For the new power-brokers in Washington, however, the times they aren't a'changing. The GOP, with its new majority in the House, backed by a resurgent business community and facing a chastened Democratic Party, is doubling down on the refrain it has sustained for thirty years: the solution to our economic problems is more tax cuts for the most privileged among us, along with the freeing of business from tiresome regulation (like those for Wall Street that might have prevented the current economic calamity).

The GOP's current version of the refrain is that tax breaks for the rich are crucial because they create jobs: poor people don't create jobs, rich people do. As Rand Paul colorfully puts it, don't talk about the gap between the rich and the rest because we are all in this together: "there are no rich, there are no poor." Leave aside that this is a pernicious myth -- the rich may hire but it is a society full of energy, innovation and opportunity, built by scientists, educators and entrepreneurs of all types, that creates jobs.

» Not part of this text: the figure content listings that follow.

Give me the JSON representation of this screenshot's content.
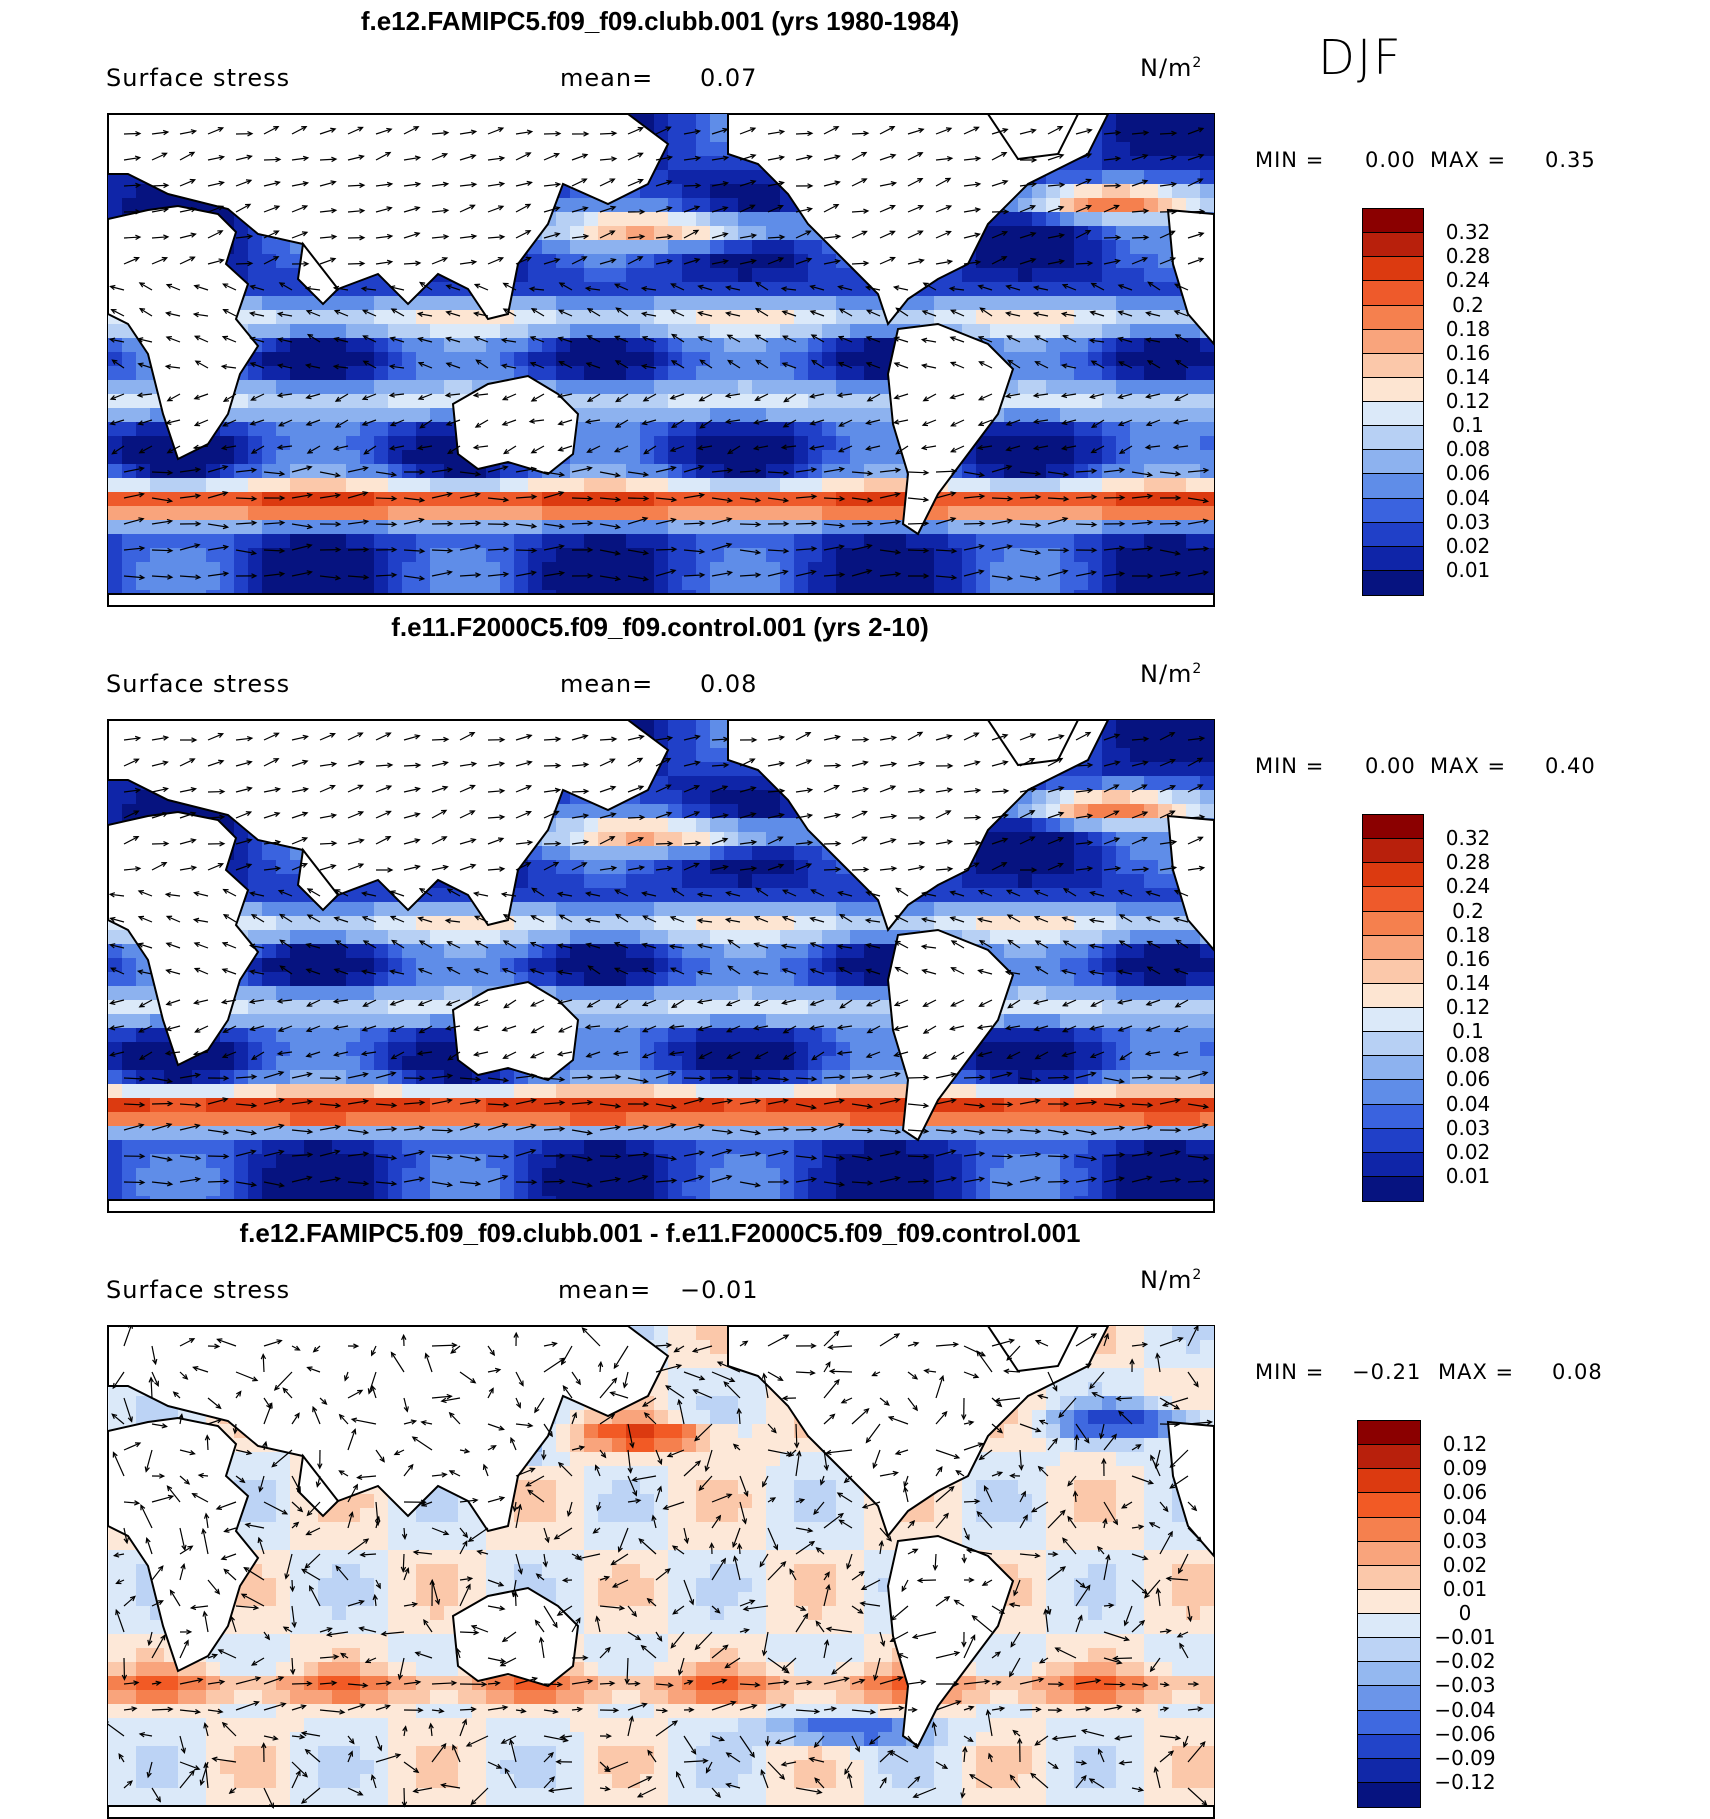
{
  "season_label": "DJF",
  "panels": [
    {
      "id": "p1",
      "title": "f.e12.FAMIPC5.f09_f09.clubb.001 (yrs 1980-1984)",
      "field_label": "Surface stress",
      "mean_label": "mean=",
      "mean_value": "0.07",
      "units_base": "N/m",
      "units_exp": "2",
      "min_label": "MIN =",
      "min_value": "0.00",
      "max_label": "MAX =",
      "max_value": "0.35",
      "colorbar_ticks": [
        "0.32",
        "0.28",
        "0.24",
        "0.2",
        "0.18",
        "0.16",
        "0.14",
        "0.12",
        "0.1",
        "0.08",
        "0.06",
        "0.04",
        "0.03",
        "0.02",
        "0.01"
      ],
      "colorbar_colors": [
        "#8b0000",
        "#b8200c",
        "#dc3a10",
        "#ee5a2b",
        "#f5804e",
        "#f9a47c",
        "#fbc8aa",
        "#fde5d2",
        "#dbe9f9",
        "#b7d0f4",
        "#8db2ef",
        "#5f8de8",
        "#3a63df",
        "#2040c8",
        "#0f25a8",
        "#061380"
      ],
      "style": "absolute"
    },
    {
      "id": "p2",
      "title": "f.e11.F2000C5.f09_f09.control.001 (yrs 2-10)",
      "field_label": "Surface stress",
      "mean_label": "mean=",
      "mean_value": "0.08",
      "units_base": "N/m",
      "units_exp": "2",
      "min_label": "MIN =",
      "min_value": "0.00",
      "max_label": "MAX =",
      "max_value": "0.40",
      "colorbar_ticks": [
        "0.32",
        "0.28",
        "0.24",
        "0.2",
        "0.18",
        "0.16",
        "0.14",
        "0.12",
        "0.1",
        "0.08",
        "0.06",
        "0.04",
        "0.03",
        "0.02",
        "0.01"
      ],
      "colorbar_colors": [
        "#8b0000",
        "#b8200c",
        "#dc3a10",
        "#ee5a2b",
        "#f5804e",
        "#f9a47c",
        "#fbc8aa",
        "#fde5d2",
        "#dbe9f9",
        "#b7d0f4",
        "#8db2ef",
        "#5f8de8",
        "#3a63df",
        "#2040c8",
        "#0f25a8",
        "#061380"
      ],
      "style": "absolute"
    },
    {
      "id": "p3",
      "title": "f.e12.FAMIPC5.f09_f09.clubb.001 - f.e11.F2000C5.f09_f09.control.001",
      "field_label": "Surface stress",
      "mean_label": "mean=",
      "mean_value": "−0.01",
      "units_base": "N/m",
      "units_exp": "2",
      "min_label": "MIN =",
      "min_value": "−0.21",
      "max_label": "MAX =",
      "max_value": "0.08",
      "colorbar_ticks": [
        "0.12",
        "0.09",
        "0.06",
        "0.04",
        "0.03",
        "0.02",
        "0.01",
        "0",
        "−0.01",
        "−0.02",
        "−0.03",
        "−0.04",
        "−0.06",
        "−0.09",
        "−0.12"
      ],
      "colorbar_colors": [
        "#8b0000",
        "#b8200c",
        "#dc3a10",
        "#f25a25",
        "#f5804e",
        "#f9a47c",
        "#fbc8aa",
        "#fde8d8",
        "#dbe9f9",
        "#bcd3f5",
        "#94b8f0",
        "#6b95e9",
        "#3f69e0",
        "#2244c9",
        "#1128a8",
        "#061380"
      ],
      "style": "difference"
    }
  ]
}
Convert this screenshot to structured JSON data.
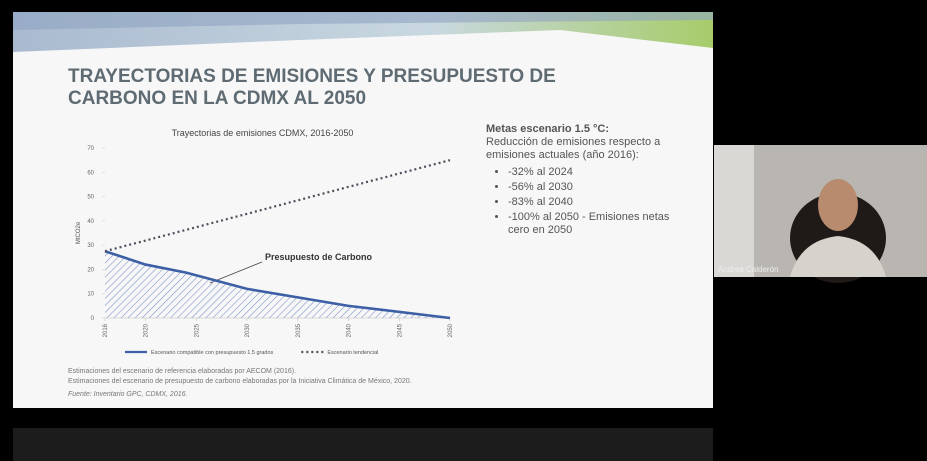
{
  "slide": {
    "title_lines": [
      "TRAYECTORIAS DE EMISIONES Y PRESUPUESTO DE",
      "CARBONO EN LA CDMX AL 2050"
    ],
    "targets": {
      "heading": "Metas escenario 1.5 °C:",
      "intro": "Reducción de emisiones respecto a emisiones actuales (año 2016):",
      "bullets": [
        "-32% al 2024",
        "-56% al 2030",
        "-83% al 2040",
        "-100% al 2050 - Emisiones netas cero en 2050"
      ]
    },
    "notes": [
      "Estimaciones del escenario de referencia elaboradas por AECOM (2016).",
      "Estimaciones del escenario de presupuesto de carbono elaboradas por la Iniciativa Climática de México, 2020."
    ],
    "source": "Fuente: Inventario GPC, CDMX, 2016."
  },
  "participant": {
    "name": "Andrea Calderón"
  },
  "chart_data": {
    "type": "line",
    "title": "Trayectorias de emisiones CDMX, 2016-2050",
    "ylabel": "MtCO2e",
    "annotation": "Presupuesto de Carbono",
    "x": [
      2016,
      2020,
      2024,
      2030,
      2040,
      2050
    ],
    "xlim": [
      2016,
      2050
    ],
    "xticks": [
      2016,
      2020,
      2025,
      2030,
      2035,
      2040,
      2045,
      2050
    ],
    "ylim": [
      0,
      70
    ],
    "yticks": [
      0,
      10,
      20,
      30,
      40,
      50,
      60,
      70
    ],
    "series": [
      {
        "name": "Escenario compatible con presupuesto 1.5 grados",
        "color": "#3d5fa6",
        "style": "solid",
        "fill": "hatch",
        "values": [
          27.5,
          22,
          18.7,
          12,
          5,
          0
        ]
      },
      {
        "name": "Escenario tendencial",
        "color": "#4a4f5a",
        "style": "dotted",
        "values": [
          27.5,
          31.9,
          36.3,
          42.9,
          54,
          65
        ]
      }
    ]
  }
}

The easy way to see the GOP's true motives is that no matter what happens in the real world, the clock they read always says the same thing. If budgets are flush cut (high-end) taxes because the people deserve their money back. If budgets are in deficit, cut (high-end) taxes because it generates new revenues. Peace? Cut taxes. War? As Tom DeLay once said, "nothing is more important in the face of a war than cutting taxes." For the GOP, it's always tax-cut time, and the group that always needs the tax cuts the most are those at the very top.

Leave the last word to Mr. Buffett. Presented with the GOP argument about the rich fueling the economy, he cut through the smoke: "The rich are always going to say that, you know. 'Just give us more money, and we'll go out and spend more, and then it will all trickle down to the rest of you.' But that has not worked the last 10 years and I hope the American public is catching on."